简单的说,SR-IOV是一种虚拟化方案,用来使一个PCIe的物理设备,能虚拟出多个设备,这些虚拟出来的设备看起来就像是多个真实的物理设备一样,并获得能够与本机性能媲美的 I/O 性能。

SR-IOV现在最多是用在网卡上,kvm虚拟机的网卡功能一般会下降到实体机的30-50%,如果改用SR-IOV会大大提高网卡性能。

SR-IOV 有2种功能:

  • 物理功能 (Physical Function, PF)
    • 就是标准的PCIe的功能了
  • 虚拟功能 (Virtual Function, VF)
    • 与物理功能关联的一种功能。
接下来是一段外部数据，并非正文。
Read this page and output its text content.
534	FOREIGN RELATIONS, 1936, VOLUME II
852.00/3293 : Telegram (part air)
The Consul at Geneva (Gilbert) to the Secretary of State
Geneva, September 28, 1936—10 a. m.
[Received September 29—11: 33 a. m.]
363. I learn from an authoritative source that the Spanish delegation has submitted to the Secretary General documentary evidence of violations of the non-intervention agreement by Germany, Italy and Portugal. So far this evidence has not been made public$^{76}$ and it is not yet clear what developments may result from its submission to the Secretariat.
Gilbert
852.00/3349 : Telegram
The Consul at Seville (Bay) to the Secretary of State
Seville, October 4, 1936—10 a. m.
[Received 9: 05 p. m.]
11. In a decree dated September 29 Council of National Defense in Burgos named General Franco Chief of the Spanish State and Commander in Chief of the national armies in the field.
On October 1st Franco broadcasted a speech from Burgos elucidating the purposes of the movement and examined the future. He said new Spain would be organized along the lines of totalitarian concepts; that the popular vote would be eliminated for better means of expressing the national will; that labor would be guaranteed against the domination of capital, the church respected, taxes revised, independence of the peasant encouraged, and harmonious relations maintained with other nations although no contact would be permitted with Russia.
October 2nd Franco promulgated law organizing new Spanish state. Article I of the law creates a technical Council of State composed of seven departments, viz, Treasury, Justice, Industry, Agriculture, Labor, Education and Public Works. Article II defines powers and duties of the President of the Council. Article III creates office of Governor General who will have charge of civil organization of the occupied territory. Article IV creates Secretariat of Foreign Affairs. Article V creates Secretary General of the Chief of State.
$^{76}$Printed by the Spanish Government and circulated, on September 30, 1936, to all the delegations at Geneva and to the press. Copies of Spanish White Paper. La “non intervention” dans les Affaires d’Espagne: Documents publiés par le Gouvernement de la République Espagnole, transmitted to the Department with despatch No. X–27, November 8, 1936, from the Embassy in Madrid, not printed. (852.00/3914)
VF 是一种轻量级 PCIe 功能,可以与物理功能以及与同一物理功能关联的其他 VF 共享一个或多个物理资源。VF 仅允许拥有用于其自身行为的配置资源。

好的,如何在生产环境中使用它呢?

场景如下:

image-20240115165320492

如上: 机房里有两台交换机:

  • switch-1用来连接各机器的eth0口
  • switch-2用来连接各机器的eth1口
  • switch-1和switch-2互联
  • 这是一种机房的标准连法,eth0和eth1做bonding,做线路冗余

server-2是一台Dell R730的服务器,eth0连switch-1,eth1连switch-2,上面跑了三个虚机:

  • VM-1跑在基于bonding的Bridge上,标准的做法
  • VM-2和VM-2则是利用了SR-IOV,从虚拟网卡直连到物理网卡,减少了中间环节,提高了网卡的效率。

首先要把服务器的vt和sr-iov打开:

System BIOS > Processor Settings > Virtualization Technology

image-20240115165609882

System BIOS > Integrated Devices > SR-IOV Global Enable

image-20240115165640371

当然,这么麻烦的事情,我们直接用脚本通过idrac调用racadm来做好了:

#!/bin/sh
sshpass -p "xxxxx" ssh -oStrictHostKeyChecking=no [email protected].$1 racadm set BIOS.ProcSettings.ProcVirtualization Enabled  
sshpass -p "calvin" ssh -oStrictHostKeyChecking=no [email protected].$1 racadm set BIOS.IntegratedDevices.SriovGlobalEnable Enabled  
sshpass -p "xxxxxx" ssh -oStrictHostKeyChecking=no [email protected].$1 racadm serveraction powercycle  

注意,Dell R730的机器用得是Intel I350的以太网卡,每个网口最多支持8个VF,如果是高级的X520网卡,就支持64个VF。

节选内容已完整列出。